Tokoh ini sebenarnya jelas sekali sejarahnya. Dalam literatur berbahasa Arab dan beberapa bahasa Barat, baik dalam penulisan sejarah sastra Arab atau biografi, orang itu dikenal hanya dengan satu sebutan sebagai penyair besar dengan gaya yang khas. Ensiklopedia Britanica menyebutkan Abu Nawas adalah penyair Arab terbesar pada masanya. Kadang timbul pertanyaan, dari mana datangnya predikat Abu Nawas yang pelawak itu? Bagaimanapun juga, entah dari mana datangnya, predikat yang salah ini timbul sekitar 5-6 abad yang lalu. Ada dugaan, mungkin berasal dari Turki, India dan Persia. Sedang ditempat asalnya, Irak, predikat sebagai pelawak tidak dikenal. Sebaliknya, dalam literatur Arab, tokoh legenda yang jenaka, cerdik dan sekaligus bodoh dikenal dengan nama Juha.
Sajak-sajaknya dalam kritik sastra digolongkan ke dalam sastra mujun. Dalam kamus-kamus bahasa Arab kata mujun pada umumnya diartikan jenaka/lawak, sedang dalam kamus besar seperti Lisan’l ‘Arab misalnya, kata ini berarti “serba tak acuh terhadap yang diperbuatnya”.

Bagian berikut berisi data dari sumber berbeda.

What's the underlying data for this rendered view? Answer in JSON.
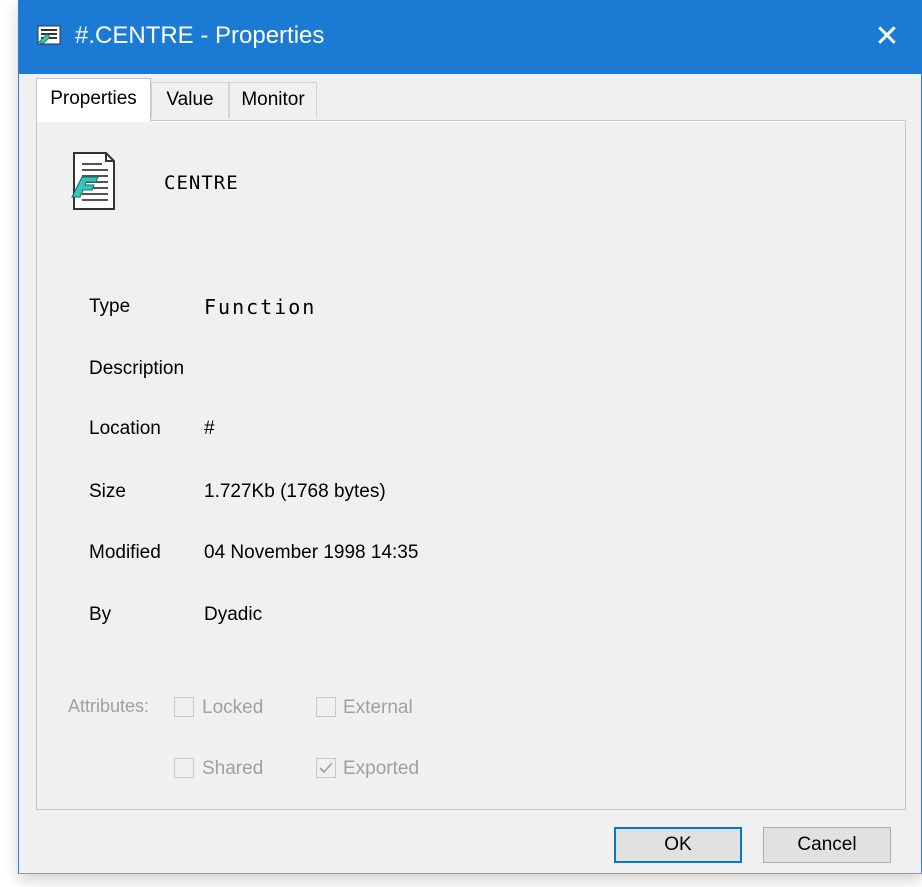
{
  "window": {
    "title": "#.CENTRE - Properties",
    "close_glyph": "✕"
  },
  "tabs": [
    {
      "label": "Properties",
      "active": true
    },
    {
      "label": "Value",
      "active": false
    },
    {
      "label": "Monitor",
      "active": false
    }
  ],
  "object": {
    "name": "CENTRE",
    "icon": "function-document-icon"
  },
  "properties": {
    "type": {
      "label": "Type",
      "value": "Function"
    },
    "description": {
      "label": "Description",
      "value": ""
    },
    "location": {
      "label": "Location",
      "value": "#"
    },
    "size": {
      "label": "Size",
      "value": "1.727Kb (1768 bytes)"
    },
    "modified": {
      "label": "Modified",
      "value": "04 November 1998 14:35"
    },
    "by": {
      "label": "By",
      "value": "Dyadic"
    }
  },
  "attributes": {
    "label": "Attributes:",
    "items": [
      {
        "label": "Locked",
        "checked": false
      },
      {
        "label": "External",
        "checked": false
      },
      {
        "label": "Shared",
        "checked": false
      },
      {
        "label": "Exported",
        "checked": true
      }
    ]
  },
  "buttons": {
    "ok": "OK",
    "cancel": "Cancel"
  },
  "colors": {
    "titlebar": "#1a7ad4",
    "dialog_bg": "#f0f0f0",
    "disabled_text": "#a0a0a0",
    "default_button_border": "#0078d7"
  }
}
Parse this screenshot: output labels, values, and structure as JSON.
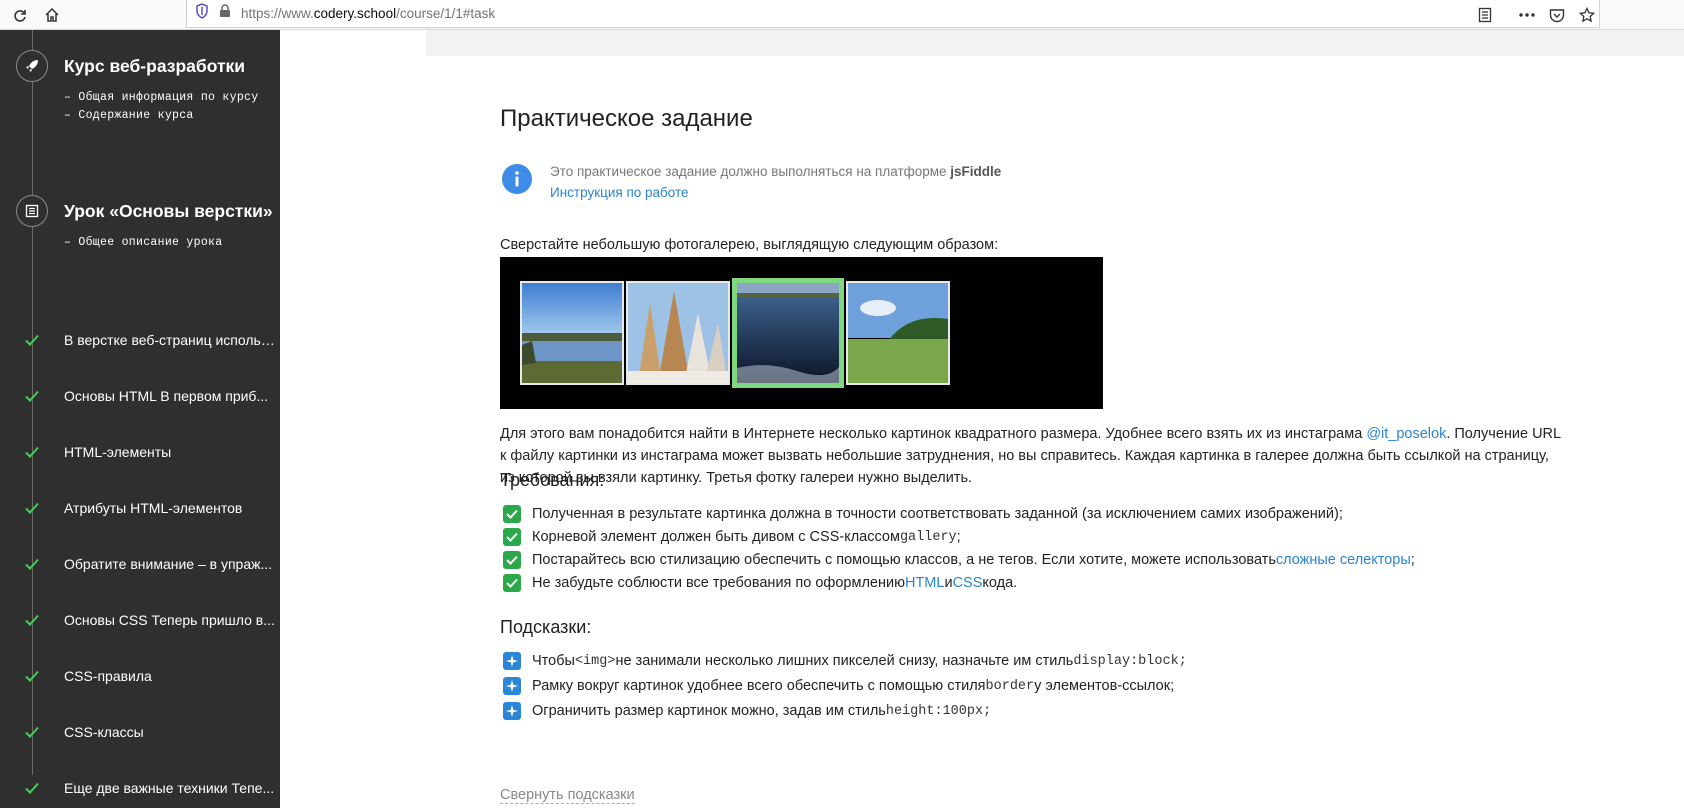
{
  "browser": {
    "url_prefix": "https://www.",
    "url_host": "codery.school",
    "url_path": "/course/1/1#task"
  },
  "sidebar": {
    "course_title": "Курс веб-разработки",
    "course_links": [
      "– Общая информация по курсу",
      "– Содержание курса"
    ],
    "lesson_title": "Урок «Основы верстки»",
    "lesson_links": [
      "– Общее описание урока"
    ],
    "steps": [
      {
        "label": "В верстке веб-страниц использ..."
      },
      {
        "label": "Основы HTML В первом приб..."
      },
      {
        "label": "HTML-элементы"
      },
      {
        "label": "Атрибуты HTML-элементов"
      },
      {
        "label": "Обратите внимание – в упраж..."
      },
      {
        "label": "Основы CSS Теперь пришло в..."
      },
      {
        "label": "CSS-правила"
      },
      {
        "label": "CSS-классы"
      },
      {
        "label": "Еще две важные техники Тепе..."
      }
    ]
  },
  "main": {
    "title": "Практическое задание",
    "info_text": "Это практическое задание должно выполняться на платформе ",
    "info_platform": "jsFiddle",
    "info_link": "Инструкция по работе",
    "intro": "Сверстайте небольшую фотогалерею, выглядящую следующим образом:",
    "gallery": {
      "images": [
        {
          "name": "lake-image",
          "selected": false
        },
        {
          "name": "winter-trees-image",
          "selected": false
        },
        {
          "name": "frozen-lake-image",
          "selected": true
        },
        {
          "name": "meadow-image",
          "selected": false
        }
      ]
    },
    "para": {
      "line1_a": "Для этого вам понадобится найти в Интернете несколько картинок квадратного размера. Удобнее всего взять их из инстаграма ",
      "line1_link": "@it_poselok",
      "line1_b": ". Получение URL",
      "line2": "к файлу картинки из инстаграма может вызвать небольшие затруднения, но вы справитесь. Каждая картинка в галерее должна быть ссылкой на страницу,",
      "line3": "из которой вы взяли картинку. Третья фотку галереи нужно выделить."
    },
    "requirements_title": "Требования:",
    "requirements": {
      "r1": "Полученная в результате картинка должна в точности соответствовать заданной (за исключением самих изображений);",
      "r2_a": "Корневой элемент должен быть дивом с CSS-классом ",
      "r2_code": "gallery",
      "r2_b": ";",
      "r3_a": "Постарайтесь всю стилизацию обеспечить с помощью классов, а не тегов. Если хотите, можете использовать ",
      "r3_link": "сложные селекторы",
      "r3_b": ";",
      "r4_a": "Не забудьте соблюсти все требования по оформлению ",
      "r4_link1": "HTML",
      "r4_mid": " и ",
      "r4_link2": "CSS",
      "r4_b": " кода."
    },
    "hints_title": "Подсказки:",
    "hints": {
      "h1_a": "Чтобы ",
      "h1_code1": "<img>",
      "h1_b": " не занимали несколько лишних пикселей снизу, назначьте им стиль ",
      "h1_code2": "display:block;",
      "h2_a": "Рамку вокруг картинок удобнее всего обеспечить с помощью стиля ",
      "h2_code": "border",
      "h2_b": " у элементов-ссылок;",
      "h3_a": "Ограничить размер картинок можно, задав им стиль ",
      "h3_code": "height:100px;"
    },
    "collapse_hints": "Свернуть подсказки"
  },
  "colors": {
    "sidebar_bg": "#2f2f2f",
    "check_green": "#4cc95a",
    "accent_blue": "#2a84d2",
    "selected_border": "#7fd87f"
  }
}
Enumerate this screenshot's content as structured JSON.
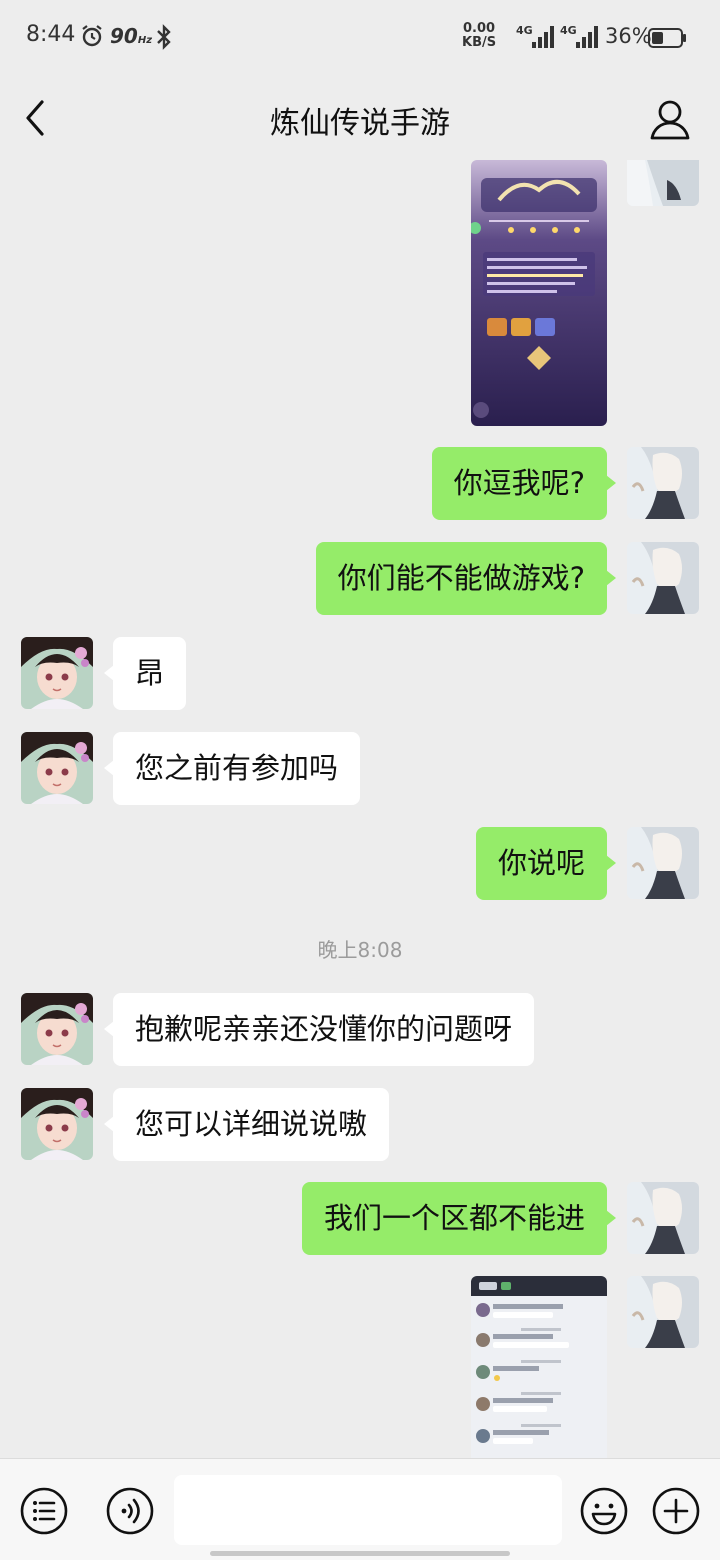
{
  "status_bar": {
    "time": "8:44",
    "refresh": "90",
    "refresh_unit": "Hz",
    "speed_value": "0.00",
    "speed_unit": "KB/S",
    "net1": "4G",
    "net2": "4G",
    "battery": "36%"
  },
  "header": {
    "title": "炼仙传说手游"
  },
  "messages": [
    {
      "from": "me",
      "type": "image"
    },
    {
      "from": "me",
      "type": "text",
      "text": "你逗我呢?"
    },
    {
      "from": "me",
      "type": "text",
      "text": "你们能不能做游戏?"
    },
    {
      "from": "them",
      "type": "text",
      "text": "昂"
    },
    {
      "from": "them",
      "type": "text",
      "text": "您之前有参加吗"
    },
    {
      "from": "me",
      "type": "text",
      "text": "你说呢"
    },
    {
      "from": "them",
      "type": "text",
      "text": "抱歉呢亲亲还没懂你的问题呀"
    },
    {
      "from": "them",
      "type": "text",
      "text": "您可以详细说说嗷"
    },
    {
      "from": "me",
      "type": "text",
      "text": "我们一个区都不能进"
    },
    {
      "from": "me",
      "type": "image"
    }
  ],
  "timestamp": "晚上8:08",
  "input": {
    "placeholder": ""
  },
  "colors": {
    "background": "#ededed",
    "my_bubble": "#95ec69",
    "their_bubble": "#ffffff"
  },
  "icons": [
    "back-arrow-icon",
    "user-profile-icon",
    "menu-list-icon",
    "voice-icon",
    "emoji-icon",
    "plus-icon"
  ]
}
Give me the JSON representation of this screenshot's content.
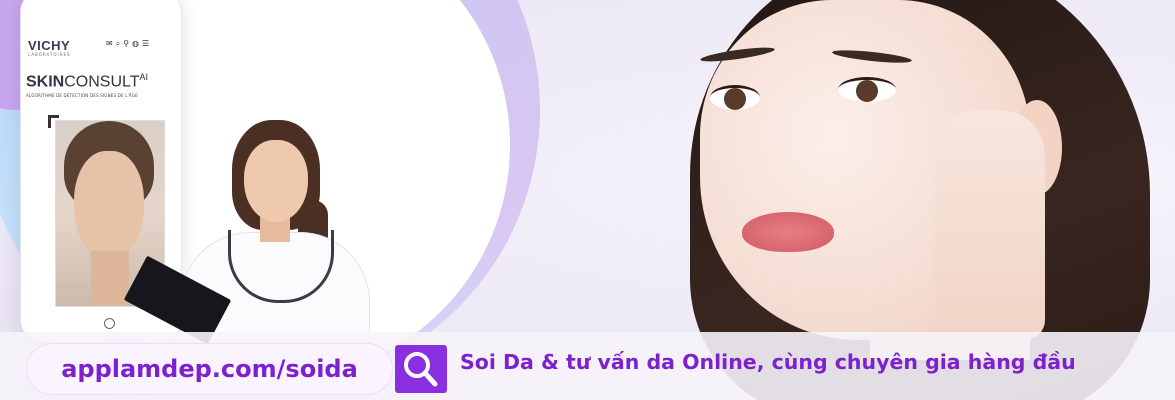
{
  "phone": {
    "brand": "VICHY",
    "brand_sub": "LABORATOIRES",
    "product_bold": "SKIN",
    "product_rest": "CONSULT",
    "product_sup": "AI",
    "product_sub": "ALGORITHME DE DÉTECTION DES SIGNES DE L'ÂGE"
  },
  "footer": {
    "url": "applamdep.com/soida",
    "tagline": "Soi Da & tư vấn da Online, cùng chuyên gia hàng đầu"
  },
  "colors": {
    "accent": "#7d21cf",
    "search_button": "#8a2fe0",
    "ring": "#b9d9f7"
  },
  "icons": [
    "search-icon",
    "mail-icon",
    "location-pin-icon",
    "globe-icon",
    "menu-icon"
  ]
}
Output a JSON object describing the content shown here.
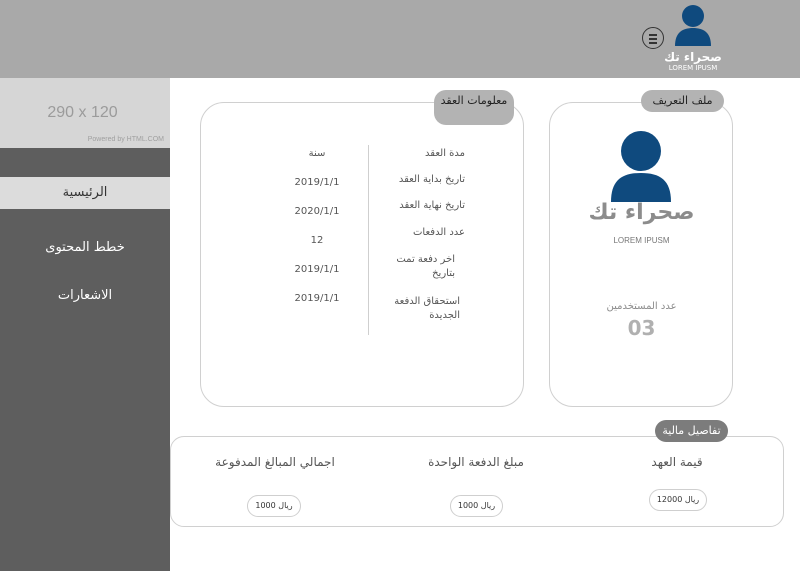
{
  "header": {
    "user_name": "صحراء تك",
    "user_subtitle": "LOREM IPUSM",
    "menu_icon": "menu-circle-icon",
    "avatar_color": "#0f4a7e"
  },
  "sidebar": {
    "banner_size": "290 x 120",
    "banner_powered": "Powered by HTML.COM",
    "items": [
      {
        "label": "الرئيسية",
        "active": true
      },
      {
        "label": "خطط المحتوى",
        "active": false
      },
      {
        "label": "الاشعارات",
        "active": false
      }
    ]
  },
  "contract": {
    "title": "معلومات العقد",
    "rows": [
      {
        "label": "مدة العقد",
        "value": "سنة"
      },
      {
        "label": "تاريخ بداية العقد",
        "value": "2019/1/1"
      },
      {
        "label": "تاريخ نهاية العقد",
        "value": "2020/1/1"
      },
      {
        "label": "عدد الدفعات",
        "value": "12"
      },
      {
        "label": "اخر دفعة تمت بتاريخ",
        "value": "2019/1/1"
      },
      {
        "label": "استحقاق الدفعة الجديدة",
        "value": "2019/1/1"
      }
    ]
  },
  "profile": {
    "title": "ملف التعريف",
    "name": "صحراء تك",
    "subtitle": "LOREM IPUSM",
    "users_label": "عدد المستخدمين",
    "users_count": "03"
  },
  "finance": {
    "title": "تفاصيل مالية",
    "items": [
      {
        "label": "قيمة العهد",
        "value": "12000 ريال"
      },
      {
        "label": "مبلغ الدفعة الواحدة",
        "value": "1000 ريال"
      },
      {
        "label": "اجمالي المبالغ المدفوعة",
        "value": "1000 ريال"
      }
    ]
  }
}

Selain mendapat julukan seperti diatas, ia juga dijuluki sebagai penyair Anggur (Khamr), bukan saja karena dia piawai dalam memerankan anggur dalam puisi-puisinya tetapi juga karena dia memang peminum berat. Namun belakangan Abu Nawas taubat. Berhenti minum dan berhenti berpuisi anggur. Bahkan kemudian dia memilih hidup zuhud.
Berbeda dengan Abu Nawas versi asli, di Indonesia sendiri ada tokoh cukup terkenal. Selain memiliki idealisme tinggi, ia terbiasa menyampaikan kritik-kritik tajam terhadap berbagai macam persoalan menyangkut persoalan umat berbangsa dan bernegara, seperti demokrasi, penegakan hukum dan keadilan, HAM, pemberantasan korupsi dll. Ada yang setuju dengan kritiknya, ada pula yang bersikap sebaliknya. Karena kritik-kritiknya yang tajam ia pernah ditetapkan sebagai target orang yang harus “dilenyapkan” oleh pemerintah Orde Baru pada waktu itu, namun berkat kepiawaianya ia selalu selamat sampai masa Orba pun berakhir.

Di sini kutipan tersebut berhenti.